Features

Raisin oversupply prompts San Joaquin Valley growers to pull thousands of acres of grapevines

By Kim Baca, The Associated Press
Wednesday June 26, 2002

FRESNO — Faced with an oversupply of raisins in the United States, federal food regulators have approved a late-season grapevine removal program in the San Joaquin Valley that supplies most of the nation’s raisins. 

Starting Tuesday, raisin farmers were allowed to prune or yank out about 8,000 acres of grapevines to help reduce the number of raisins produced and stored in the nation. 

The Raisin Administrative Committee, an organization that manages quality standards and oversupply stocks, asked the U.S. Department of Agriculture last month for the removal program after seeing projections of this year’s crop. 

About 400,000 tons of raisins are expected to be harvested through September. Last year’s crop was 373,000 tons. In 2000, raisin producers had their largest crop to date, about 433,000 tons. 

Richard Garabedian, Raisin Administrative Committee chairman, said the vine-pull program will help lower the stock of raisins and get California’s 5,000 raisin growers better prices for their product. 
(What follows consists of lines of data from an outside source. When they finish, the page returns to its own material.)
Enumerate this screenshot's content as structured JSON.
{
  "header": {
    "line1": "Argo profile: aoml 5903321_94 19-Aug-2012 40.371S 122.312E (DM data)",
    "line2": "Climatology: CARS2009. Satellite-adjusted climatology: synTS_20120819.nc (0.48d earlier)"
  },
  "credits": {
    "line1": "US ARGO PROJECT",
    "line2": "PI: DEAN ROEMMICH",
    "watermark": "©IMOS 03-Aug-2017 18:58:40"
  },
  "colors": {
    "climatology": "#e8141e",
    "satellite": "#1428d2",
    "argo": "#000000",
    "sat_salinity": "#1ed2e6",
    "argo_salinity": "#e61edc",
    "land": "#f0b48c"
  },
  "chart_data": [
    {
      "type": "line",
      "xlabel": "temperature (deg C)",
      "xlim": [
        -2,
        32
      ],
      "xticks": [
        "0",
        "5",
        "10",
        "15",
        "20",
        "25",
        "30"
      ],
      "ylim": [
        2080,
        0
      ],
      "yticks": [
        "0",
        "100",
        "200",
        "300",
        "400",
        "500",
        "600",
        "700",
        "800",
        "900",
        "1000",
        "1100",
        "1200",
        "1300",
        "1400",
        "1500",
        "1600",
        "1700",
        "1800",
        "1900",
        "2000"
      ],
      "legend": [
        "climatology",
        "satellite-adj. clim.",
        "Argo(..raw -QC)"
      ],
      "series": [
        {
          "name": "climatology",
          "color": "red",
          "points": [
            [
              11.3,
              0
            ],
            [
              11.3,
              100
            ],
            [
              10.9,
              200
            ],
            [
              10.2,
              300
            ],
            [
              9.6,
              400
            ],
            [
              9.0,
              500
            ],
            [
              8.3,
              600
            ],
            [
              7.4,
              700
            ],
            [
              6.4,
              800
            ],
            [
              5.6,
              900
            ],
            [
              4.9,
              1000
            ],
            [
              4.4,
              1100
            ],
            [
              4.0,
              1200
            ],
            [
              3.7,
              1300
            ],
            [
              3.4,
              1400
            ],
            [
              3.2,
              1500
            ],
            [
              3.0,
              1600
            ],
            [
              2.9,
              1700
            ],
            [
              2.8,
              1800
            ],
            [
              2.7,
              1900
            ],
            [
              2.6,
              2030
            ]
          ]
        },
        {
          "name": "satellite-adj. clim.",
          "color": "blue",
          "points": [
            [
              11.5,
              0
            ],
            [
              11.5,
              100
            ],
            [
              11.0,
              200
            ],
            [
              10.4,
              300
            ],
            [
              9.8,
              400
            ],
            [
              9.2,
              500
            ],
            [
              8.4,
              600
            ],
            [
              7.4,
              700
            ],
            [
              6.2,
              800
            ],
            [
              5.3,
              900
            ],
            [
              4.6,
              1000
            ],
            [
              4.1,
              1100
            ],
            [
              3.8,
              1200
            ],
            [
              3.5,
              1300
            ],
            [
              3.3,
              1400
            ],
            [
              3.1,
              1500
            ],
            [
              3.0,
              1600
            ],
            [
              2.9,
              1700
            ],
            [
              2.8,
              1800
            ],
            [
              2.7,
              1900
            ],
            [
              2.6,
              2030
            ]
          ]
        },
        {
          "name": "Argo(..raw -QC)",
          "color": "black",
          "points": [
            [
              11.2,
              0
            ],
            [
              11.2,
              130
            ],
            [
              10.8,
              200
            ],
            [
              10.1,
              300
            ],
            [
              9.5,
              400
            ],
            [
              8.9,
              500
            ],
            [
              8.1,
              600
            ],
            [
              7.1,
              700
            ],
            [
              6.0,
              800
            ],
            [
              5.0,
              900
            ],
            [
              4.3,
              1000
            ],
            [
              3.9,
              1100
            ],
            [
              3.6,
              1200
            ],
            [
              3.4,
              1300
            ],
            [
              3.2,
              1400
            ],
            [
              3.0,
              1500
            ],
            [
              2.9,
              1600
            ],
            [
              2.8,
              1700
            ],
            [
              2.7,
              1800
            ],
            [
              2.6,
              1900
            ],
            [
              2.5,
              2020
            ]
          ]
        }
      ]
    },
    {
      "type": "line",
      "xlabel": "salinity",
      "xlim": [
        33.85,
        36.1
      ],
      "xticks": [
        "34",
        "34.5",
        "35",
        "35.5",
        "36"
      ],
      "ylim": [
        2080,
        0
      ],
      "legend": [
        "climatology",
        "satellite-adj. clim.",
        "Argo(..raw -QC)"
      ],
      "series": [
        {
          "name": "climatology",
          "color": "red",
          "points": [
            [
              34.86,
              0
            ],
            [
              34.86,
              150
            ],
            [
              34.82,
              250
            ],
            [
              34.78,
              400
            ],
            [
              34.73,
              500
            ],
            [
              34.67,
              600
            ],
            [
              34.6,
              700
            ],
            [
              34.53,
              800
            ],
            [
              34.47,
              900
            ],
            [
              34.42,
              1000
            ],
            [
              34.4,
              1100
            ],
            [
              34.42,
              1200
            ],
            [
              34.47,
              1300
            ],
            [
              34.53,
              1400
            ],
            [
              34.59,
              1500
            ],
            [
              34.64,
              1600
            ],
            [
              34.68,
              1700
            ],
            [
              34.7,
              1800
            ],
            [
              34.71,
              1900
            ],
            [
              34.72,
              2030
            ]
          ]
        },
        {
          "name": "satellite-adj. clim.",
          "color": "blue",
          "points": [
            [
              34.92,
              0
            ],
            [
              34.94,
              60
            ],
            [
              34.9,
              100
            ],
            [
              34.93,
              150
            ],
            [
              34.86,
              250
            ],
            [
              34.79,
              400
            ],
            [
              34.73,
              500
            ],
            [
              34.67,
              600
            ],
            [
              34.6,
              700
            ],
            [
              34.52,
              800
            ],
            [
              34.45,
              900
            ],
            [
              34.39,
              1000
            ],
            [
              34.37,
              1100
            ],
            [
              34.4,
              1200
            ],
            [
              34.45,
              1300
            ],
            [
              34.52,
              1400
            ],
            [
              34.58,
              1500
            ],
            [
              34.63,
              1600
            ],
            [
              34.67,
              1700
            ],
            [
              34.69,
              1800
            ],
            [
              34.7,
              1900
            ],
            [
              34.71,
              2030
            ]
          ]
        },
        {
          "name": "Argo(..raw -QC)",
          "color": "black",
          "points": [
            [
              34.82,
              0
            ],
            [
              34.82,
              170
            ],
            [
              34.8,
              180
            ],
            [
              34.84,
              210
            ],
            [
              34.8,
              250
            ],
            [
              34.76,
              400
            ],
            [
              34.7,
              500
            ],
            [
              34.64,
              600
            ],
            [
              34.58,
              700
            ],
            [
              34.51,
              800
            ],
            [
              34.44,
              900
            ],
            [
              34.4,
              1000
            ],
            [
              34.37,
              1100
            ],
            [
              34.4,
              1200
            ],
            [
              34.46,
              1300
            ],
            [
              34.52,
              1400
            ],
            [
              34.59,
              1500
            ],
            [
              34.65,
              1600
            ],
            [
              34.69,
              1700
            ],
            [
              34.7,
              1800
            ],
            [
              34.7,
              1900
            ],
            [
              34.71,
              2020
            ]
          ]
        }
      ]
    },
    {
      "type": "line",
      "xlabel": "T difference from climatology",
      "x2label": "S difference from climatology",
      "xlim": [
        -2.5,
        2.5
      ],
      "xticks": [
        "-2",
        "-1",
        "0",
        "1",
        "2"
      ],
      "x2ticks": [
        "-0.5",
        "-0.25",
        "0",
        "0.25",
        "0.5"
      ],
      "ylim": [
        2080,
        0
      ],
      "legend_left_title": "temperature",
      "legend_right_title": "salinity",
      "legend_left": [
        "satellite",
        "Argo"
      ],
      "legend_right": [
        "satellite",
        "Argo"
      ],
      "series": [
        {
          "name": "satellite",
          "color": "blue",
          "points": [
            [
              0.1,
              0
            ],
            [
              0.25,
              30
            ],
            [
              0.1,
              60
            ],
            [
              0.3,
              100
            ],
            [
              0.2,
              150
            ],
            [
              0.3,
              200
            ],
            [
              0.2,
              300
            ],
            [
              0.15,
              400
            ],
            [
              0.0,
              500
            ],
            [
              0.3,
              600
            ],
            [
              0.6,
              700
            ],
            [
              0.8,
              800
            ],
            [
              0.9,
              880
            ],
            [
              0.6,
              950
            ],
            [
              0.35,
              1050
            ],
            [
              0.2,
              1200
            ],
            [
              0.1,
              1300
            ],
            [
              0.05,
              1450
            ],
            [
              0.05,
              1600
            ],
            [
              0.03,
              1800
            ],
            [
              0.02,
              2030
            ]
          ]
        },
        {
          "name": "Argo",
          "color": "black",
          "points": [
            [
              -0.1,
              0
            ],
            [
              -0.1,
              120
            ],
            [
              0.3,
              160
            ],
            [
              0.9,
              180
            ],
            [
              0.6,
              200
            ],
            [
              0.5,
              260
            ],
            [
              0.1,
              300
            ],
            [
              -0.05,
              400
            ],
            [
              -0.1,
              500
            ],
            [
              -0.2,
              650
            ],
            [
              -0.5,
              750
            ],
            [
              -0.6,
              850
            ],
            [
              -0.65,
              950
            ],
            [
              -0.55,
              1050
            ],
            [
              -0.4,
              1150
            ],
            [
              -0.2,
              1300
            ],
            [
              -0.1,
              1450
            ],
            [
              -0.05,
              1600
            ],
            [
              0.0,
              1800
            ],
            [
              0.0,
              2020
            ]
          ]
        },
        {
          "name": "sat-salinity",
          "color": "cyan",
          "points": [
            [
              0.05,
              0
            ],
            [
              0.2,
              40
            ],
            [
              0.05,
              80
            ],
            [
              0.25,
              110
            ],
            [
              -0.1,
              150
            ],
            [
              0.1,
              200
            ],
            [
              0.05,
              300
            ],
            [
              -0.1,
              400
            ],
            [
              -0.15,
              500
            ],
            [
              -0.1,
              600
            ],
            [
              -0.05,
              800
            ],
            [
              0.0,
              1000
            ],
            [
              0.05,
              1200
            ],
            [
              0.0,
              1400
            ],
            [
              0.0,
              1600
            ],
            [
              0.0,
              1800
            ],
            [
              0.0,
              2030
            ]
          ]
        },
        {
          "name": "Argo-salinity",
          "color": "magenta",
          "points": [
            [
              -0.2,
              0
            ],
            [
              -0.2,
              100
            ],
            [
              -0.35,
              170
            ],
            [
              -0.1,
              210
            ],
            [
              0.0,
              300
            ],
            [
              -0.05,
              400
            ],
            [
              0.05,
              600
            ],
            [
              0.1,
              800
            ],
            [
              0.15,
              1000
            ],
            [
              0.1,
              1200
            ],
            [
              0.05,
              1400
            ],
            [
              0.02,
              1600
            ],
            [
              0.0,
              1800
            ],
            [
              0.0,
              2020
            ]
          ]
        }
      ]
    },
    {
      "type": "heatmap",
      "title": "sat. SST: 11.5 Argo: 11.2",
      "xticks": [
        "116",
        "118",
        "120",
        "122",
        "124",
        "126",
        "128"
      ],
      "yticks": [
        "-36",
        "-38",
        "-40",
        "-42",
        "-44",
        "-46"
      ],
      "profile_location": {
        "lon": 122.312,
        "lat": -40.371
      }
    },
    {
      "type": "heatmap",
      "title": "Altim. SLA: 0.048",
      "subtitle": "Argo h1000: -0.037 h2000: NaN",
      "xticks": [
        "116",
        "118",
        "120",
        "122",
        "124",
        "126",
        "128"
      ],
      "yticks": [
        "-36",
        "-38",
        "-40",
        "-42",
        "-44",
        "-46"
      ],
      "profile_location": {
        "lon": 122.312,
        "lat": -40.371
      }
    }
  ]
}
“In the past two years, the prices have been so bad that a lot of farmers are losing their ranches from Bakersfield to Los Banos,” he said. “Some banks are refusing to lend ... because they are afraid they are not going to get paid back.” 

California, primarily the San Joaquin Valley, supplies most of the nation’s raisins, as well as 40 percent of the world’s raisins. 

Raisin supplies have increased in the nation due to imports from Turkey, Iran, Greece, Chile, Australia and South Africa, where labor costs are lower, said Stephen Vasquez, a farm adviser at the University of California. 

The acreage of grapes planted has remained at 280,000 for the past decade. But growers who once sold fruit to grocery stores, or the juice or wine industries, have shifted to raisins because of escalating labor and other costs. 

The vine-removal program will help growers like 80-year-old Harry Rustigian of Fowler, who makes about $540 for a ton of raisins, though it costs him an average of $800 a ton to grow them. In 2000, a grower received $1,211 a ton. 

He had hired help to work with him on his 100-acre farm until prices got so bad two years ago. 

“I remember the Depression time and we’d make enough money if we worked hard. You just can’t make it today because everything you buy is expensive and we sell the raisins very cheap,” said Rustigian, who now lives off his retirement savings. 

This season, Rustigian and other growers will be compensated by the Raisin Administrative Committee if they prune their vines by July 31. Growers will be given a bonus if they pull out the vine completely, Garabedian said. It takes a grapevine three years to produce grapes. 

While vine-pull programs are relatively common, this is the first time it has been requested and approved this late in the season, which ends in three months. 

The USDA approved the committee’s request because of declining shipments of raisins in the country in the past seven years, department spokesman George Chartier said. About 366,000 tons of raisins were shipped in the nation in 1994, compared with 295,000 tons in 2001. 

Meanwhile, growers are looking at ways to increase sales. 

Last year, the industry brought back the “Dancing Raisins,” a mid-1980s print and television ad campaign that used animated clay raisins to encourage people to eat and cook with California raisins. 

But the television campaign now appears only on the Food Network, targeting a small market, because the California Raisin Marketing Board has meager means after growers have received low prices for their product in the past two years. 

The marketing board, an organization that collects fees from growers for research and advertising, also has launched an ad campaign, “Look Who’s Cooking with Raisins,” featuring celebrity chefs. 

But despite the renewed push, the board hasn’t seen an increase in raisin shipments, said Ron Worthley, the board’s senior vice president. He said the group would like to do more advertising, but can’t afford it. 

Growers now pay $17.50 per ton of raisins to the board, because sales are so flat. When the “Dancing Raisins” were introduced on prime time in the 1980s, raisin growers paid $65 a ton.